Thursday, Oct. 3, 2019 | 2 a.m.
Nate Schmidt shrieked in anguish, and that wasn’t even the biggest giveaway that he may have suffered a serious injury in the first period of the Vegas Golden Knights’ season opener.
The way forwards Mark Stone and Cody Glass rushed to the defenseman’s side and consoled him as he lay motionless on the ice was more telling. The outside of Schmidt’s knee collided with San Jose Sharks center Logan Couture’s knee less than six minutes into an eventual 4-1 Golden Knights win.
“Freak accident,” Glass described his front-row view of the play.
Officials halted the action as trainers tended to Schmidt before teammates Tomas Nosek and William Carrier leapt over the boards from the bench to help him skate off the ice and into the locker room. Vegas already held a 2-0 lead, but the incident sliced into the gleeful atmosphere and ultimately left a blemish on an otherwise perfect night.
Schmidt was ruled out for the rest of the game in the second period. Coach Gerard Gallant offered no further update on the veteran’s status after the game.
Fatalistic fans began assessing worst-case scenarios and arriving at dire conclusions. It’s hard to blame them considering Schmidt is the team’s top blue-liner — defense is the one area where Vegas wasn’t inarguably among the NHL’s elite coming into the season — and they’ve struggled without him before.
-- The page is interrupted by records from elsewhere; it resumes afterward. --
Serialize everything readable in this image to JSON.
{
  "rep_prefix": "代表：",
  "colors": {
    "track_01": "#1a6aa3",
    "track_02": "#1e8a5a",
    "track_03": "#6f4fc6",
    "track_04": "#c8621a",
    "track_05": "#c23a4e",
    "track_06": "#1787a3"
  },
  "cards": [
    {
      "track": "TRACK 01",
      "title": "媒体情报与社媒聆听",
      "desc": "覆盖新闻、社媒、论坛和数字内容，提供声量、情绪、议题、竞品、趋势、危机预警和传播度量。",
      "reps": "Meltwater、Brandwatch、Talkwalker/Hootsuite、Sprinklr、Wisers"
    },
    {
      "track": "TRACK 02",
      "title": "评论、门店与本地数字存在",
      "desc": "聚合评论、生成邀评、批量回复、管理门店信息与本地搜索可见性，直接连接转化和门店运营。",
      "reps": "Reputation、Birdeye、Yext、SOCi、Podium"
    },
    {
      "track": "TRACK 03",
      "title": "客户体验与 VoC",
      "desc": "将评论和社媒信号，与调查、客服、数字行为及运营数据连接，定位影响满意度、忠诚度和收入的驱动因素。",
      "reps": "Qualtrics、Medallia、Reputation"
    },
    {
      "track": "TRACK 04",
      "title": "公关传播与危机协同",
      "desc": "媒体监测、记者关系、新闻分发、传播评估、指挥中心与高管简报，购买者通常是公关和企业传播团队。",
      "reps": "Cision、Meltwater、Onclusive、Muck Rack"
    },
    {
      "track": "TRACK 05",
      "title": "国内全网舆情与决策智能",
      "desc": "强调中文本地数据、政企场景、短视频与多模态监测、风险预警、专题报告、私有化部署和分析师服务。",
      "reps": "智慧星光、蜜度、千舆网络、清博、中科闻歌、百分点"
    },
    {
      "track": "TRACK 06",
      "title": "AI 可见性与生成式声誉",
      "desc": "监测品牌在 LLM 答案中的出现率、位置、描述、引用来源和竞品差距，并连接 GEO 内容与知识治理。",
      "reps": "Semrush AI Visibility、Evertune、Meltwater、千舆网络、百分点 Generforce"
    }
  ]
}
Memories of last year’s 8-11-1 start while Schmidt served a 20-game suspension for a positive drug test surely infiltrated some of the regular-season record 18,588 fans’ minds.
Let’s hope Schmidt is fine and only misses a few games, which appears at least within the realm of possibility at this point. If it’s worse than that, however, take a deep breath and fear not.
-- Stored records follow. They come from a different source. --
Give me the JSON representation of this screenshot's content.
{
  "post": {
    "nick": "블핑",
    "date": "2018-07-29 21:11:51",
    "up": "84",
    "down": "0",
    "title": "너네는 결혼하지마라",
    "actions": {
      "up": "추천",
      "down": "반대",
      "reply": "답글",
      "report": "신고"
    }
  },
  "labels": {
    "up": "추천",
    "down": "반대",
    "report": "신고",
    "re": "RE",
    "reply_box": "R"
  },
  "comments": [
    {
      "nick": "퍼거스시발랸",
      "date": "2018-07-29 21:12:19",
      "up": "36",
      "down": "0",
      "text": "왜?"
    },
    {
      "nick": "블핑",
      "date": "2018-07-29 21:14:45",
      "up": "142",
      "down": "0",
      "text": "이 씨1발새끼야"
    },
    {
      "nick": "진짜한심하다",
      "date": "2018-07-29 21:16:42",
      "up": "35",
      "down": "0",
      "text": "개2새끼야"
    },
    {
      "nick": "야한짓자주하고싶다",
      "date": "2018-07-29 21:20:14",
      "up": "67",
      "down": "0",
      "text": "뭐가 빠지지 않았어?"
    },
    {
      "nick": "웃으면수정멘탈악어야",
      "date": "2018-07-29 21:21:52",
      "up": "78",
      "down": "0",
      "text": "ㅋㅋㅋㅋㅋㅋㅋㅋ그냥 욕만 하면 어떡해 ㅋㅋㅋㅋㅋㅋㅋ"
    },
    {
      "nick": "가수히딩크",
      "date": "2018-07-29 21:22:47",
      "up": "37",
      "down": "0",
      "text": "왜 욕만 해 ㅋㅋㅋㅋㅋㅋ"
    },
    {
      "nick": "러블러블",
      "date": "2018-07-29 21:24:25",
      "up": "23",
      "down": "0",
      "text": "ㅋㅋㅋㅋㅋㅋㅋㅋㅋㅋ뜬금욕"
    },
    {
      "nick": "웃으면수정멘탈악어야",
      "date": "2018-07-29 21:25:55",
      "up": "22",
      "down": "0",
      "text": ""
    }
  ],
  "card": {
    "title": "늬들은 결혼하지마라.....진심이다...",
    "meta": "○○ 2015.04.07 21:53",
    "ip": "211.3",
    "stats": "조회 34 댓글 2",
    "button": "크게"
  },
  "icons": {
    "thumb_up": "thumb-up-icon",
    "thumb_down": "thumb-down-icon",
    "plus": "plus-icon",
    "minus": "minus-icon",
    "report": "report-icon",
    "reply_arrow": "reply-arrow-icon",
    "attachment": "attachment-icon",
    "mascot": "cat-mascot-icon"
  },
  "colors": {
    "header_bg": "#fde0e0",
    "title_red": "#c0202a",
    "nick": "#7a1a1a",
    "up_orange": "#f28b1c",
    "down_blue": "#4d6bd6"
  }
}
These are not last year’s Golden Knights. This year’s Golden Knights can persevere.
They showed they could preserve with their response to losing Schmidt on Tuesday. It just may have taken a few minutes. Some definite shellshock struck at T-Mobile Arena in the immediate aftermath.
The Golden Knights skated a little less crisply. The noise level dropped to a volume fit for human consumption for the first time of the night. Heck, even the preponderance of gold-sequined jackets in the stands somehow seemed to lose a little sparkle.
Gallant got into a shouting match with the referees for not stopping the game sooner and they in turn chastised him for letting his trainers on the ice during play. Then Brandon Pirri committed an unnecessary hooking penalty. A few minutes later, the Sharks cut it to a one-goal game with Marcus Sorensen soaring in from the wing to beat Marc-Andre Fleury.
“We had to regroup,” Stone said.
The Golden Knights regrouped by buckling down. They buckled down in an impressive fashion — on defense.
Stone said the forwards felt an onus to help out with a defensive rotation diminished to five players without Schmidt. They succeeded wildly.
Vegas didn’t allow another high danger scoring chance to San Jose until several minutes into the third period, after Glass had given it breathing room with a second-period goal in his first NHL game.
Stone led the defensive charge, setting up Glass’ goal by pouncing on a loose puck in the neutral zone, but he wasn’t the only one. William Karlsson showed why Stone’s not the only Golden Knight considered a Selke Trophy contender with strong defensive shifts of his own.
Reilly Smith, who scored a pair of goals, similarly hounded the Sharks and limited their chances.
The five healthy defensemen may have played the best of all. When the Golden Knights were without Schmidt last season, Jon Merrill and Nick Holden struggled mightily. They were both exceptional on Tuesday.
Sorensen’s goal came on a pair of roped passes from Couture and Brent Burns. It’s the type of play a team talented enough to be within two games of the Stanley Cup Final last season is going to make.
If anyone was at fault for the score, it was Shea Theodore as Sorensen got behind him in the Sharks’ offensive zone. But the 24-year-old Theodore is the least of the Golden Knights’ defensive concerns as he came into the season with the possibility of supplanting Schmidt as the team’s No. 1 blue liner.
“Those guys did a great job for us tonight keeping it simple and allowed us to get through the first one unscathed,” Stone said of the defensemen. “I haven’t talked to Nate, but Nate is one of the happiest-go-lucky guys so he’ll be ready to go when he’s ready.”
In the meantime, even with Cody Eakin and Alex Tuch also on the injury list, the Golden Knights are poised to stay afloat. Stone nailed Schmidt’s personality, so while it might be a while before anyone outside the team hears from him, there’s little doubt of what his message would be.
He’d urge everyone not to fret his absence too much and try to fire up what’s still a more-than-formidable team.
“I went through it and I feel like it’s only going to make him stronger,” Glass said. “I’m not sure what happened, what the outcome is but I just hope the best for him.”